In aggregate the bad debt expenses and the DSO carrying costs for the average carrier amount to 2.1 percent of total invoice value. So, for the average invoice value of $416, financial costs consume nearly $8.74 of total invoice value. Unlike administrative costs, these financial costs, which are a constant percentage of the invoice amount, increase as invoice sizes gets bigger.

A/R and Payment-processing Solutions

Several options are currently available to transportation companies seeking to lower their A/R costs. The most visible may be the use of traditional third-party payment providers (3PPs), which develop solutions aimed at the shippers' payables problem rather than the carriers' receivables problem. These providers typically bill the shipper either a percent of the payment processed or a per-invoice fee. These solutions also generally address the shippers' administrative costs through economies of scale, but their use is not without risk, as illustrated by the collapse of three 3PPs last year: Computrex, United Traffic Management Systems and Strategic Technologies Inc. (STI).

Moreover, third-party payer solutions do not address the carriers' administrative or financing costs. In fact, some solutions may add another layer of complexity for the carrier, as the 3PP often has to communicate with the shipper for guidance on resolving payment problems.

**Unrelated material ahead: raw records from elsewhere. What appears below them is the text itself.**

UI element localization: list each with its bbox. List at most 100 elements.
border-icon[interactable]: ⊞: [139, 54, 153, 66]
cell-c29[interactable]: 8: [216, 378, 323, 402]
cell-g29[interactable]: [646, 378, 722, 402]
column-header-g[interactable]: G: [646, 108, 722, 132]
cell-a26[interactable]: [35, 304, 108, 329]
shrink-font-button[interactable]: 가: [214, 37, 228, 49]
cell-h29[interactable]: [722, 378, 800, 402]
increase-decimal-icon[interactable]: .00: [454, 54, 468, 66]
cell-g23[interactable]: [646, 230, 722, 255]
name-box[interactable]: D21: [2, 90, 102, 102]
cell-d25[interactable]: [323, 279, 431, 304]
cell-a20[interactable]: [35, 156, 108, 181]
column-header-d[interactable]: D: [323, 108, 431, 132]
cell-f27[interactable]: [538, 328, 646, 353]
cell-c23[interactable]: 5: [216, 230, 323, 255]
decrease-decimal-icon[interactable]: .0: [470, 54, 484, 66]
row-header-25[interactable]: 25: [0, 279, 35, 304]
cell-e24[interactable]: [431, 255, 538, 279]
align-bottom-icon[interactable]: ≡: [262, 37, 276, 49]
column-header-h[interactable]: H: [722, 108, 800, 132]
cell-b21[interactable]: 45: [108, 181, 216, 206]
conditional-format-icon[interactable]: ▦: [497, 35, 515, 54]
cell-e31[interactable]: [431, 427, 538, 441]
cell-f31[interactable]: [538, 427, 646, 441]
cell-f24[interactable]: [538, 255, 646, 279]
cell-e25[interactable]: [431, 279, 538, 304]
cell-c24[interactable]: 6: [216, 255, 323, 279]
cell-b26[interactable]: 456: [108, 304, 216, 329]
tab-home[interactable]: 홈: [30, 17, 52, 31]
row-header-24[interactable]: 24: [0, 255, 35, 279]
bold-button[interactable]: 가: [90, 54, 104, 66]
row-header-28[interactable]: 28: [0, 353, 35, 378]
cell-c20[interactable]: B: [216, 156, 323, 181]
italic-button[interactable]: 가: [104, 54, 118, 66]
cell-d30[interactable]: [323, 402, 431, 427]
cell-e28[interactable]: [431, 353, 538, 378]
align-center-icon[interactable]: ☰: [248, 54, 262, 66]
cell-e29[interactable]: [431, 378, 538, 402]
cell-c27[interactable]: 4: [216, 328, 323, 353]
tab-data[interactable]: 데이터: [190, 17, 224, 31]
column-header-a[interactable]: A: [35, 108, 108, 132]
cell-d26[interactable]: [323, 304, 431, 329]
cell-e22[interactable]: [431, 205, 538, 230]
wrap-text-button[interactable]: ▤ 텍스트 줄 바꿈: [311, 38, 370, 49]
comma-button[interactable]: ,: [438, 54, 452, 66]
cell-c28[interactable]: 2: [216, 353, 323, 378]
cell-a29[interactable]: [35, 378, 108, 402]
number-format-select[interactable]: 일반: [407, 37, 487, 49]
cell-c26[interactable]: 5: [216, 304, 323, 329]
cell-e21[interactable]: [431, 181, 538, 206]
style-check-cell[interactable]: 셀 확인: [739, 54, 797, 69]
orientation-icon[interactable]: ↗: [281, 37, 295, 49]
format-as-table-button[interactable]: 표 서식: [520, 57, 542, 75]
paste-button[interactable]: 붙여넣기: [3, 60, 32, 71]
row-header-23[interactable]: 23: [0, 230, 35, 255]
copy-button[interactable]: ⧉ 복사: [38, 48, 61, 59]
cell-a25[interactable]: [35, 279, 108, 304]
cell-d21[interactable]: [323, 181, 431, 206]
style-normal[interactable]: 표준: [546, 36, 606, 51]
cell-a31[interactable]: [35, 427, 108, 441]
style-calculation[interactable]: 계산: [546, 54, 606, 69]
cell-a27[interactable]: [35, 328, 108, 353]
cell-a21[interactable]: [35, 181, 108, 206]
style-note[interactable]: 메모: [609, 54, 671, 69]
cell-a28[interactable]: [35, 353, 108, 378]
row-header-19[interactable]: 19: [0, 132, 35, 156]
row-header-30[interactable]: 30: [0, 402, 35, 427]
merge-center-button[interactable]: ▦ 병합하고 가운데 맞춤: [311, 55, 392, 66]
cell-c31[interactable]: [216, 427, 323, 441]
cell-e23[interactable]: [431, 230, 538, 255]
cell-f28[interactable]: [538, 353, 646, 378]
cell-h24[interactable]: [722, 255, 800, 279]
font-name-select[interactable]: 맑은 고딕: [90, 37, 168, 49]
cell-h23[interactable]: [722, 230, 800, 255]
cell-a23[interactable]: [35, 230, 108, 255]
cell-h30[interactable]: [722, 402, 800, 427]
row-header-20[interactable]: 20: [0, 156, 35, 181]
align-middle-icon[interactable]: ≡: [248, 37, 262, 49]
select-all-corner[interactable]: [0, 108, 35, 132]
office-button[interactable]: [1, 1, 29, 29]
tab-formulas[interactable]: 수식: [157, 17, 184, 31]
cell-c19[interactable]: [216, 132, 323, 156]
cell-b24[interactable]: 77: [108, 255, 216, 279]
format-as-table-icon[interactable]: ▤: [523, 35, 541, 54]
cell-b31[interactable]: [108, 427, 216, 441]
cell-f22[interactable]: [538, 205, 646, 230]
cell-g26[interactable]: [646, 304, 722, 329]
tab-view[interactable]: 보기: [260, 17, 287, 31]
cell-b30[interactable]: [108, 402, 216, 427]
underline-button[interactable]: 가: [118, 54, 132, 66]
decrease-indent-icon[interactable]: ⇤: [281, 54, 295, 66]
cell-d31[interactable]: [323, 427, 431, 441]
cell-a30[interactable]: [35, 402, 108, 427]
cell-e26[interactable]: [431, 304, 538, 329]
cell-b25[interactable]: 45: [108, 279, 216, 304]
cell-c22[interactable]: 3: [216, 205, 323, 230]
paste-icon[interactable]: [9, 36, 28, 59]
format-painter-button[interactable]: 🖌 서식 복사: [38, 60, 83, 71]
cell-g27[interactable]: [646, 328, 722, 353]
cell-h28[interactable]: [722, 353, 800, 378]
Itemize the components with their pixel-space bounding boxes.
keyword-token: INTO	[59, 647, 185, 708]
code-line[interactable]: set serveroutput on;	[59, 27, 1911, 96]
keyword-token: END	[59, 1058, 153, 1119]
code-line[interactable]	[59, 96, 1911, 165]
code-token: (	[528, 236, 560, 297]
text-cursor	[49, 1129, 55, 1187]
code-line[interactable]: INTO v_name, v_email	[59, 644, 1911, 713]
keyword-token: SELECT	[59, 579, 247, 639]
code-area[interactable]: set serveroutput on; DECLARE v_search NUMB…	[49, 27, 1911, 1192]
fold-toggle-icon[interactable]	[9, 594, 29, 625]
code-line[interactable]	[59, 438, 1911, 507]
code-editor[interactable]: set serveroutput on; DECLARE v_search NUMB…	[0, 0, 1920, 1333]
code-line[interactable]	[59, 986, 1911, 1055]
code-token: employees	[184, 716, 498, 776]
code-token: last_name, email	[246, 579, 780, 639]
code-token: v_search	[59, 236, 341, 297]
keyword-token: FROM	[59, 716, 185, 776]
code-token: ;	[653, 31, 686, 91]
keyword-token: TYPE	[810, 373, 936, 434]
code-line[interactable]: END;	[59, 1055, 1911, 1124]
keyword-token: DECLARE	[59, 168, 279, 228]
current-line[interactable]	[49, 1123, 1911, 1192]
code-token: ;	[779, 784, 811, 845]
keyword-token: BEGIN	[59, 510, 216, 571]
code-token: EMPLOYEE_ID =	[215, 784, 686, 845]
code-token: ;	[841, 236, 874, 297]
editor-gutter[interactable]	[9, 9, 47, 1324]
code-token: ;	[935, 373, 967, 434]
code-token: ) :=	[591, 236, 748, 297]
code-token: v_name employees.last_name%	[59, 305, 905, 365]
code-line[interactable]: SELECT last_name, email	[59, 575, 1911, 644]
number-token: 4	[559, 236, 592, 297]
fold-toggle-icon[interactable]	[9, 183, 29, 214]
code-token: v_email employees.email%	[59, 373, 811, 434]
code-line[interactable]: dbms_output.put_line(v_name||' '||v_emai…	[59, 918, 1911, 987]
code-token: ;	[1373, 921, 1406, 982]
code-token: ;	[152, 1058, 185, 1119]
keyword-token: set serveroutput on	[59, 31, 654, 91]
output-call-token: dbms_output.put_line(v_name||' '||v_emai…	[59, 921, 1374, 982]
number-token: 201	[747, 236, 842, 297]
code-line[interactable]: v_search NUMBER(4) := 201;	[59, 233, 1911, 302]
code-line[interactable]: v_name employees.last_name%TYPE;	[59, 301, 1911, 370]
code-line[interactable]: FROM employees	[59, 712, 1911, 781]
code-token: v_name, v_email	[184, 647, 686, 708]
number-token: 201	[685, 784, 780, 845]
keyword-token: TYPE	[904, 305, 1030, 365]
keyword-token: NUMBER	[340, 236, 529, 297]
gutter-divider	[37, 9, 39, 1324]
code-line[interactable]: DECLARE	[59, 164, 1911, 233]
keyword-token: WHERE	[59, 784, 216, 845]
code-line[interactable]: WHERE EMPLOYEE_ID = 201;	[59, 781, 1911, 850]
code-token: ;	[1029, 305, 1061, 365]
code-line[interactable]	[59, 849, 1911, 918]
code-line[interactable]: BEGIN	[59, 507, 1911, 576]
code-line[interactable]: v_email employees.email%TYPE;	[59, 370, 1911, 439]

For freight carriers, software solutions can significantly automate the processing of BOLs and the generation of freight invoices (X04s, X10s, X14s, etc.). But one drawback of these solutions is that carriers need to develop communications interfaces with every shipper, which can be costly. In addition, these solutions involve shipping messages back and forth, with the result that shipper and carrier can still be working off of different views of the transaction  a common cause of disputes.

In an attempt to lower the costs of invoice delivery, some carriers are trying to implement electronic bill presentment and payment (EBPP) extensions to their Web-status tracking systems. However, customers may not prefer to access multiple systems to get their bills. Quick to identify an opportunity, EBPP aggregators have developed Web-based bill presentment solutions focusing exclusively on carriers.

State-of-the-art Internet-based payment solutions can provide carriers with sophisticated collaborative tools for document management, payment processing and exception handling. Shippers and carriers can feed documents directly to the solution provider, through electronic data interchange (EDI) or Web interfaces. When the carrier's invoice matches with the shipper's and proper notification has been provided regarding required physical supply chain events, the carrier is paid automatically. When matches fail, electronic payment solutions provide real-time collaboration capability for shippers and criers to resolve exceptions.

Through use of the collaborative workspaces and their automatic invoice payment capability, such Web-based solutions can lower the financial and the administrative costs associated with accounts receivable. The Ernst & Young study estimates that by implementing such solutions carriers can reduce lifecycle A/R costs by between 1.6 percent and 2.8 percent of invoice value.

Ashish Garg and T.J. Ijjima are senior managers in the Ernst & Young's Economics and Business Analytics Practice. Howard K. Bass is a partner in the New York Global Accounts group. They focus on deploying robust financial analytics to validate strategy/business models, as well as on creating integrated solutions that drive value for global companies.